Posted on May 30, 2019 by Janika Carey


Sweet Briar professor John Gregory Brown Sweet Briar professor John Gregory Brown. Photo by Paige Critcher


A 25th anniversary edition of John Gregory Brown’s debut “Decorations In A Ruined Cemetery” is available now from The University of South Carolina Press as part of the publisher’s Southern Revivals series. Brown directs Sweet Briar’s creative writing program and has taught at the College since 1994, when the novel was released. The reissue includes a new introduction by the author and features his artwork on the cover.

“A luminous and heartbreaking tale of identity, devotion, and regret,” Brown’s first book, according to the publisher’s website, “examines family, race, and faith in a heartbreaking tale of identity, devotion, and regret.”


Decorations In A Ruined Cemetery
The story centers on the Eagen family of New Orleans, Irish Catholics of “mixed blood” in a city where race defines destiny. In 1965, Thomas Eagen and his 12-year-old twins, Meredith and Lowell, abruptly drive off, leaving his second wife, Catherine, and their home.
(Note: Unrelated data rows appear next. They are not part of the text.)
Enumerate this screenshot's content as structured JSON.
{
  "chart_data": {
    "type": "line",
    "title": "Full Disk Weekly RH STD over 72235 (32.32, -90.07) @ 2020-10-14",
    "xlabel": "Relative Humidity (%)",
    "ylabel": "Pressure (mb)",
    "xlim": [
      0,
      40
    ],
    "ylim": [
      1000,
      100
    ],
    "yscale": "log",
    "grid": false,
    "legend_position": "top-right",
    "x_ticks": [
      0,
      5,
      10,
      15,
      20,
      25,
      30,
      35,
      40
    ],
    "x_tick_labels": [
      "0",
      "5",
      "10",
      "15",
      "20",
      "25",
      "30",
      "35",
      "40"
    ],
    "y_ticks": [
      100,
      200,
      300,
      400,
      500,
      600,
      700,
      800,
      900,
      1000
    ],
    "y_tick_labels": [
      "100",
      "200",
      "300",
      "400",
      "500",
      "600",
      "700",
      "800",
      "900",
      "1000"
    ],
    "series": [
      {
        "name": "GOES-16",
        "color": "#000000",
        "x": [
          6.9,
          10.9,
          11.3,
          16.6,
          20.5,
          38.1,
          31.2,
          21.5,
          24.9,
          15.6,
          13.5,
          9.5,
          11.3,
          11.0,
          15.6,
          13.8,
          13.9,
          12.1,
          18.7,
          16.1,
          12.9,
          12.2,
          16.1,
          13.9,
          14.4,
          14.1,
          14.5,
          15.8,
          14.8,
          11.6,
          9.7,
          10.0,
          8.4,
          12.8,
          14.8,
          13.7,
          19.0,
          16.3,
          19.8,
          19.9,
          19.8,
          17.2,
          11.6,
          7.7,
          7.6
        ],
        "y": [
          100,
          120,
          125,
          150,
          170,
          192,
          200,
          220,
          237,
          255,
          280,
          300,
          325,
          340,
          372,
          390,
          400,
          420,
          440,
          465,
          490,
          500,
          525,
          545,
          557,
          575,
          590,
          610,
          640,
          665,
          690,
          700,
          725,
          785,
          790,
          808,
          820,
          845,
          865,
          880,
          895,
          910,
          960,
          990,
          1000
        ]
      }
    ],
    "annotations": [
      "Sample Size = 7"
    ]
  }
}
As they cross Lake Pontchartrain, a section of the bridge collapses, injuring Murphy Warrington, an African American man who once worked for Thomas’s father. Murphy becomes the catalyst for a series of revelations about Thomas’s light-skinned black mother and the reasons she abandoned her husband and son when Thomas was an infant.

“John Gregory Brown’s compassionate vision of human destiny is one that contains both suffering and the possibility of deliverance,” wrote the New York Times Book Review when the novel was first released. “Artistry like this is unclassifiable.”

The Times called it “moving, wise, and wonderful,” and the Boston Globe predicted a bright future for its author. “Decorations in a Ruined Cemetery is a sensitive, graceful piece of writing with an emotional candor about it that speaks well for John Gregory Brown’s future life as a writer.”

Brown is the Julia Jackson Nichols Professor of English and Creative Writing at Sweet Briar College and the author of the novels “The Wrecked, Blessed Body of Shelton Lafleur,” “Audubon’s Watch” and “A Thousand Miles From Nowhere.” His honors include a Lyndhurst Prize, the Lillian Smith Award, the John Steinbeck Award, a Howard Foundation fellowship, the Louisiana Endowment for the Humanities Book of the Year Award and the Emyl Jenkins Sexton Literary Award for Fiction from the Library of Virginia. Recently, Brown has also been dabbling in photography and visual art. Information about his writing and art is on his website.